Estimation of balance uncertainty using Direct Monte Carlo Simulation (DSMC) on a CPU-GPU architecture

Abstract

The estimation of balance uncertainty using conventional statistical and error propagation methods has been found to be both approximate and laborious to the point of being untenable. Direct Simulation by Monte Carlo (DSMC) has been shown to be an effective alternative. The long simulation times of DSMC, when applied using conventional sequential codes, has been addressed by re-formulating the code to run on a multiple CPU-GPU, platform. Simulation times spanning minutes have replaced those spanning several hours. Application of uncertainty analysis using DSMC has led to an improvement in both balance calibration-quality and calibration-time, and promises to add understanding and insight not only to balance performance, calibration systems, and balance uncertainty, but also to an improved understanding of commonly quoted statistical data. This paper extends the introductory paper presented in 2013 to provide an overview of the current CPU-GPU system.

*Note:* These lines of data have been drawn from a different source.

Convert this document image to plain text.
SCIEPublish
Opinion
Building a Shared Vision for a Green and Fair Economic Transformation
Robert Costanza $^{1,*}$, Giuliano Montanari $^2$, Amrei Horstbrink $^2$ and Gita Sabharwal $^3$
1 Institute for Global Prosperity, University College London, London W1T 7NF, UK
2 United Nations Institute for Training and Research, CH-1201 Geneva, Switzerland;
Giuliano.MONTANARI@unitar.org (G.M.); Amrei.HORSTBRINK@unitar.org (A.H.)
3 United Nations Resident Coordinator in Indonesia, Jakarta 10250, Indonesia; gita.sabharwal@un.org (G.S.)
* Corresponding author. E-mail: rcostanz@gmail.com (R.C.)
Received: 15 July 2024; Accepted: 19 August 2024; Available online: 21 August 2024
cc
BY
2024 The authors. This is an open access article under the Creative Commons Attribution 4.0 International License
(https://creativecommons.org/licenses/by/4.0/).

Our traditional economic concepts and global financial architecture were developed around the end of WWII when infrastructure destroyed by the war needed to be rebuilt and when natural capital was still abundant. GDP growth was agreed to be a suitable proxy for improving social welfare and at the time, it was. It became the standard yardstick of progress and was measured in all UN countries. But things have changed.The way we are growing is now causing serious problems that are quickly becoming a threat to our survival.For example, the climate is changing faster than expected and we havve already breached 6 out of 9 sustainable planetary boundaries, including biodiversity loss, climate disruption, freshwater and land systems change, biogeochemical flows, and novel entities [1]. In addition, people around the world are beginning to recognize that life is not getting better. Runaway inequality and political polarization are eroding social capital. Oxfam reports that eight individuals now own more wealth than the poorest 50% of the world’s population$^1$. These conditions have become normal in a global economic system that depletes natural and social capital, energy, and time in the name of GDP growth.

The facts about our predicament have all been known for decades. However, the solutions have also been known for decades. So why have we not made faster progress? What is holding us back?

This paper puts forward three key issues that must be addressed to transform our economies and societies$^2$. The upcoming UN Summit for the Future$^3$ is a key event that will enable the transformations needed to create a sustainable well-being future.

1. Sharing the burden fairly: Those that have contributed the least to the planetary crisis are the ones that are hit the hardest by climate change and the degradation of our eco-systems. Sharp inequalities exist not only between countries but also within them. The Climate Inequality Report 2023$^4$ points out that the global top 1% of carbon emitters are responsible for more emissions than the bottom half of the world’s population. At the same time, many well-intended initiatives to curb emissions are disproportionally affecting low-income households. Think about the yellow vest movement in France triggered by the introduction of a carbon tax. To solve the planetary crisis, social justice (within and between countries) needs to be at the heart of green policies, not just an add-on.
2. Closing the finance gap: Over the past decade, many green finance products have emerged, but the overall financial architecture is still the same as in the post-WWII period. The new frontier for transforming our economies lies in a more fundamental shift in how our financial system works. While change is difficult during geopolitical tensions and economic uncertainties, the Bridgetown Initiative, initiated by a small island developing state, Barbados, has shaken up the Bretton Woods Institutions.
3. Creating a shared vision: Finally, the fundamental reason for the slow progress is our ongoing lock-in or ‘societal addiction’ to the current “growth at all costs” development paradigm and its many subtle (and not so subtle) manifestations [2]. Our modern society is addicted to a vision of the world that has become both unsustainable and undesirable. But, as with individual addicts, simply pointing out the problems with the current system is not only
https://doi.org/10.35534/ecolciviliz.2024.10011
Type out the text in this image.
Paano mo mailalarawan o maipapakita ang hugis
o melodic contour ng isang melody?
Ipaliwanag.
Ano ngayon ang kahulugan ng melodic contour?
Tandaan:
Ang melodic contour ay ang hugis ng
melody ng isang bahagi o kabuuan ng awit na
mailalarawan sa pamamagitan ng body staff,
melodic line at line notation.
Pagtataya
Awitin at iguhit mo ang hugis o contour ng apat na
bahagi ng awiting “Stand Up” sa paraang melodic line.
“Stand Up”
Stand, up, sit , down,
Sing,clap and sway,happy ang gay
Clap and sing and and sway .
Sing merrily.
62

Data obtained from a six component internal balance is used to show how the relatively large quantity of data generated using DSMC can be managed through the mechanism of data modelling. These models may be used to generate equivalent data related to balance loads as would be generated by a balance when performing a dead-weight roll-polar. This is considered to be not only an effective analysis approach, it also provides a practical link between data generated by a DSMC simulation and data that can be physically generated by a balance. Balance data from a roll-polar is used to show that balance uncertainties arising from the mathematical calibration model, the calibration-loading, and the balance itself, can be separated and quantified. This leads to the recommendation that verification of correct balance installation and the determination of installed uncertainty be obtained by performing a dead-weight roll-polar. This provides confidence in the balance installation, balance uncertainty data, as well as minimisation of installation roll-offset error.